Unfortunately, Liz suspected that her own blood made her the next likely candidate for the very thing that both Teresa and their mother wanted, and she was torn between the desire to please her mother and the desire to have her freedom. Of course, she wasn’t fool enough to admit that. She knew better than to call Rebekkah family; she knew better than to admit that she wouldn’t mind getting to know Byron Montgomery.
With a determined look, Cissy started across the cemetery.
“She’s in a mood,” Teresa muttered.
“Our grandmother, her mother , just died.” Liz wasn’t sure whether following or staying out of it was wiser. Years of trying to play peacemaker in the house made her want to go after her mother, but just as many years of trying to dodge her mother’s vitriol attested to the wisdom of letting someone else be the target.
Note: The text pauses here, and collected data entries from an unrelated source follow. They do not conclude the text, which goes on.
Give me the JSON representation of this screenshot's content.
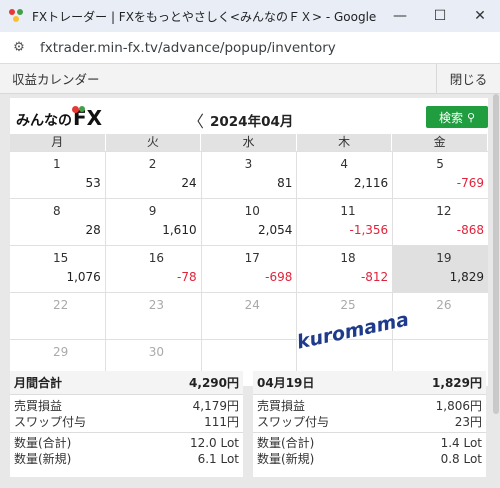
{
  "browser": {
    "title": "FXトレーダー | FXをもっとやさしく<みんなのＦＸ> - Google Chrome",
    "url": "fxtrader.min-fx.tv/advance/popup/inventory",
    "minimize_icon": "minimize-icon",
    "maximize_icon": "maximize-icon",
    "close_icon": "close-icon"
  },
  "app": {
    "title": "収益カレンダー",
    "close_label": "閉じる"
  },
  "logo": {
    "jp": "みんなの",
    "fx": "FX"
  },
  "nav": {
    "prev": "〈",
    "month": "2024年04月",
    "search_label": "検索",
    "search_icon": "search-icon"
  },
  "weekdays": [
    "月",
    "火",
    "水",
    "木",
    "金"
  ],
  "weeks": [
    [
      {
        "day": "1",
        "value": "53",
        "neg": false
      },
      {
        "day": "2",
        "value": "24",
        "neg": false
      },
      {
        "day": "3",
        "value": "81",
        "neg": false
      },
      {
        "day": "4",
        "value": "2,116",
        "neg": false
      },
      {
        "day": "5",
        "value": "-769",
        "neg": true
      }
    ],
    [
      {
        "day": "8",
        "value": "28",
        "neg": false
      },
      {
        "day": "9",
        "value": "1,610",
        "neg": false
      },
      {
        "day": "10",
        "value": "2,054",
        "neg": false
      },
      {
        "day": "11",
        "value": "-1,356",
        "neg": true
      },
      {
        "day": "12",
        "value": "-868",
        "neg": true
      }
    ],
    [
      {
        "day": "15",
        "value": "1,076",
        "neg": false
      },
      {
        "day": "16",
        "value": "-78",
        "neg": true
      },
      {
        "day": "17",
        "value": "-698",
        "neg": true
      },
      {
        "day": "18",
        "value": "-812",
        "neg": true
      },
      {
        "day": "19",
        "value": "1,829",
        "neg": false,
        "selected": true
      }
    ],
    [
      {
        "day": "22",
        "value": "",
        "future": true
      },
      {
        "day": "23",
        "value": "",
        "future": true
      },
      {
        "day": "24",
        "value": "",
        "future": true
      },
      {
        "day": "25",
        "value": "",
        "future": true
      },
      {
        "day": "26",
        "value": "",
        "future": true
      }
    ],
    [
      {
        "day": "29",
        "value": "",
        "future": true
      },
      {
        "day": "30",
        "value": "",
        "future": true
      },
      {
        "day": "",
        "value": ""
      },
      {
        "day": "",
        "value": ""
      },
      {
        "day": "",
        "value": ""
      }
    ]
  ],
  "watermark": "kuromama",
  "monthly": {
    "title": "月間合計",
    "total": "4,290円",
    "pl_label": "売買損益",
    "pl": "4,179円",
    "swap_label": "スワップ付与",
    "swap": "111円",
    "qty_total_label": "数量(合計)",
    "qty_total": "12.0 Lot",
    "qty_new_label": "数量(新規)",
    "qty_new": "6.1 Lot"
  },
  "daily": {
    "title": "04月19日",
    "total": "1,829円",
    "pl_label": "売買損益",
    "pl": "1,806円",
    "swap_label": "スワップ付与",
    "swap": "23円",
    "qty_total_label": "数量(合計)",
    "qty_total": "1.4 Lot",
    "qty_new_label": "数量(新規)",
    "qty_new": "0.8 Lot"
  },
  "colors": {
    "accent_green": "#1f9d3f",
    "negative": "#e0243c",
    "selected_cell": "#e0e0e0"
  }
}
“She’s not crying, Liz; she’s itching for a fight.”
“Are we going after her?”
Teresa rolled her eyes. “Shit, I don’t want to be the one she sets her sights on. You know she’s going to be a bear once Rebekkah finds out that she’s the Graveminder. Every council meeting will end with a tantrum then. You’re welcome to go after her, but I’m staying right here.” Teresa leaned on the car. “We’ll get plenty of time listening to her rant after the funeral breakfast.”
“Maybe—”
“Nope. If you want to go after her, you go ahead, but she’s about to be face-to-face with the both of them. Grandmama Maylene isn’t here to calm her down. You think you’re able to?” Teresa shook her head. “I don’t need to draw her temper. Neither do you. Let them handle her.”